In PLOS Neglected Tropical Diseases, an international team led by investigators in the Czech Republic and the US outline findings from a transcriptomics study comparing genes expressed in the salivary glands of sand flies found in parts of Ethiopia where visceral leishmaniasis does and does not occur. The sand flies in question, Phlebotomus orientalis, are the main vector for the leishmaniasis-causing parasite Leishmania donovani, study's authors note. By sequencing salivary transcripts from flies in visceral leishmaniasis-free and visceral leishmaniasis-prone parts of Ethiopia, the group learned more about relationships between these and other sand flies. Even so, they did not detect obvious differences in salivary transcriptomes that coincided with colonies living in locales where L. donovani infections are present.

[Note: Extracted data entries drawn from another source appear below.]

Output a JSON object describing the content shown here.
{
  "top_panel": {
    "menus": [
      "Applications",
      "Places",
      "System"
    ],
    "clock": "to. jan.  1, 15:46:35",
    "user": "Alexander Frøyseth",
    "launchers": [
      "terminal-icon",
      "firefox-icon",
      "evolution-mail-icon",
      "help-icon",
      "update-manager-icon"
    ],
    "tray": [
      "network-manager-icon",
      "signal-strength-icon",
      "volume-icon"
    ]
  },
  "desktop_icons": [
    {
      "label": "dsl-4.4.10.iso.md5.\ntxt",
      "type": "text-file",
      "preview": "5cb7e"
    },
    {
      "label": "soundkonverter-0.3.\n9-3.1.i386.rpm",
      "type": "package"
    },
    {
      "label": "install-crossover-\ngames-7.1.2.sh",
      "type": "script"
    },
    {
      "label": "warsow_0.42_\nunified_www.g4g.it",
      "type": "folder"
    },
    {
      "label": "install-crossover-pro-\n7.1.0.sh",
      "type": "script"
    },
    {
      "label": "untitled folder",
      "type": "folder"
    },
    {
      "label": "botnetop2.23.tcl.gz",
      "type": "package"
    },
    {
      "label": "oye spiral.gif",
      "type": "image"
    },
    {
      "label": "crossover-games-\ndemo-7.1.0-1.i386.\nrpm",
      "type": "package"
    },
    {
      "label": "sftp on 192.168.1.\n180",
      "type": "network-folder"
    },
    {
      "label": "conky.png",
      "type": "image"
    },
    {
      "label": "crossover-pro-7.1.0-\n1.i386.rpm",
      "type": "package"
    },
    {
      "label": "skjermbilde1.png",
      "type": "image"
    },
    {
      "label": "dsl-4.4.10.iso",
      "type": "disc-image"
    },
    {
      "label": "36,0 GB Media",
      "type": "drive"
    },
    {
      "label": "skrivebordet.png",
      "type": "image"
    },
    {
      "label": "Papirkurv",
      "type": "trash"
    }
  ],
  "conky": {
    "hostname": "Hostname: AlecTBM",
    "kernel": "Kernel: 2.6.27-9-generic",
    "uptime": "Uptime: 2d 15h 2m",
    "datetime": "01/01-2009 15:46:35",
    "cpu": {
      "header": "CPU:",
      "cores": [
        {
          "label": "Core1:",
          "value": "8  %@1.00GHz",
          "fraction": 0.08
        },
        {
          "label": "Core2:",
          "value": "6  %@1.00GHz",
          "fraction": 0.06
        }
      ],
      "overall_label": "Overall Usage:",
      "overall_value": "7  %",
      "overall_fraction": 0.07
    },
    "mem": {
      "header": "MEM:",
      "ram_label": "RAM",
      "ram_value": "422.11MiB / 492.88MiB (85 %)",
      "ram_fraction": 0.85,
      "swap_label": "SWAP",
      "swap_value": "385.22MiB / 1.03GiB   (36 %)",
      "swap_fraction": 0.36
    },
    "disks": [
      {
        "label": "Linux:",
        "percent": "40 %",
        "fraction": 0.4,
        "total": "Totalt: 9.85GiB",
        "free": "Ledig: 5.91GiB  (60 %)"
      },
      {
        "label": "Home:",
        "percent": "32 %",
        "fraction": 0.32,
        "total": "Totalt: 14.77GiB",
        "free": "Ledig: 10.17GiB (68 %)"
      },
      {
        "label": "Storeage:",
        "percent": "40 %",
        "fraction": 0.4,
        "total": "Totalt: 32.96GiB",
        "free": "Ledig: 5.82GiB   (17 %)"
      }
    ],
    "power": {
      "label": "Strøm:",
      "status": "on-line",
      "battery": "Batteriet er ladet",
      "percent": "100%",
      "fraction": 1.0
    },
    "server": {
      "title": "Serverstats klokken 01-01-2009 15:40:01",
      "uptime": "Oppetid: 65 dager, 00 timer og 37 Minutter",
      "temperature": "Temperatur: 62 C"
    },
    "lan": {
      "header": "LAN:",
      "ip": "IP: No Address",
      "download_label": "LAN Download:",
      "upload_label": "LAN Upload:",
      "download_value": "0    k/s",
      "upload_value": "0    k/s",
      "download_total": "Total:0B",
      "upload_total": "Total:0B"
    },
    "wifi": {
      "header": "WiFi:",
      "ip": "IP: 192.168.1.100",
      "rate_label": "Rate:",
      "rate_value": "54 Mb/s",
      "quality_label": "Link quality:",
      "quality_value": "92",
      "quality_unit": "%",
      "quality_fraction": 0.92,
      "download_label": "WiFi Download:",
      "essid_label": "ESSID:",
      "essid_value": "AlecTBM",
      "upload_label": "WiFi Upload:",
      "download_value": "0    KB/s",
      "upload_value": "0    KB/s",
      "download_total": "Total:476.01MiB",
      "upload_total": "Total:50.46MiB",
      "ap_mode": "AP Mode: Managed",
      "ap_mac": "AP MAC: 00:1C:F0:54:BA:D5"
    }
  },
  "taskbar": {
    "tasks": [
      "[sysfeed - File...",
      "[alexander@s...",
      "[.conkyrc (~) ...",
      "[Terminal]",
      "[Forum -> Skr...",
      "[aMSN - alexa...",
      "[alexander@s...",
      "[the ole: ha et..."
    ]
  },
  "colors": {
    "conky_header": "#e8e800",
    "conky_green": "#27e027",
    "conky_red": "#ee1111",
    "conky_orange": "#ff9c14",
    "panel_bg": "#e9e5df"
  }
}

As they report in PLOS One, Austrian researchers used multilocus sequencing typing and genome sequencing to characterize two Listeria monocytogenes strains isolated from contaminated curds of the Austrian cheese Quargel during a listeriosis outbreak in Austria, Germany, and the Czech Republic during 2009 and 2010. The group's MLST analysis of the foodborne pathogen strains indicated that they belonged to different sequence types. Investigators also detected differences in the whole-genome sequences from the bugs, including dissimilar virulence factors. Together, these and other features argued against the notion that the two outbreaks strains recently stemmed from a shared ancestor. Instead, the authors speculate that the cheese-borne outbreak of 2009 and 2010 "might actually represent two overlapping outbreaks caused by separate contamination events with the same food processing plant."